Invité par le Centre des monuments nationaux à concevoir une œuvre pour l’un de ses monuments, Stéphane Thidet a choisi de créer une installation dans la Conciergerie – première résidence des rois de France au Moyen Âge, devenue à la fin du XIVe siècle siège de la justice et prison -, lieu lourdement chargé d’histoire qui abrita le tribunal de la Terreur durant la Révolution et dans lequel des milliers de personnes furent emprisonnées avant d’être conduites à l’échafaud (Marie-Antoinette y fut enfermée pendant 76 jours avant son exécution).
Frappé par la présence de traces encore visibles, sur les piliers des salles basses, de la crue de 1910 qui avait envahi le bâtiment, l’artiste a voulu y faire revenir le fleuve de manière apaisée en créant un bras provisoire qui traverse l’édifice.

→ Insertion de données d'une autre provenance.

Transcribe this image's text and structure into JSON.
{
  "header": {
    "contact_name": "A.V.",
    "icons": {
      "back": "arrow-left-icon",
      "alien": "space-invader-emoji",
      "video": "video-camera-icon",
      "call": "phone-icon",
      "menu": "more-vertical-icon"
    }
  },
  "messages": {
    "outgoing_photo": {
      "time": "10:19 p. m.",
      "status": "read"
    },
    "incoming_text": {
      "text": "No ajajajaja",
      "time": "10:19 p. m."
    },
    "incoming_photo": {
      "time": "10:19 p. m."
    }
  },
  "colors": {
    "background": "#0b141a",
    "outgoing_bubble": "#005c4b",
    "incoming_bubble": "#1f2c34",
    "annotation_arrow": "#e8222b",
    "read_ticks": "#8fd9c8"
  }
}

Puisée dans la Seine par un dispositif de pompage installé sous le pont au Change, l’eau franchit le quai de l’Horloge dans un coffrage de bois brut avant de s’introduire dans le bâtiment par les fenêtres des cuisines médiévales. Conduite dans un large chéneau de bois soutenu par des tasseaux, l’eau se déverse en cascade au-dessus d’une grande cuve aménagée dans la majestueuse salle des Gens d’Armes. De là elle reprend son cours, suspendue à un mètre du sol, serpentant entre les alignements de colonnes qui soutiennent la haute voûte gothique et formant de larges méandres qui rappellent le tracé naturel du fleuve. Elle rejoint ensuite la salle des Gardes pour s’échapper par la grande baie, retombant en cascade à l’extérieur, entre les tours César et Argent, dans le fossé nommé « saut-de-loup » qui borde le bâtiment.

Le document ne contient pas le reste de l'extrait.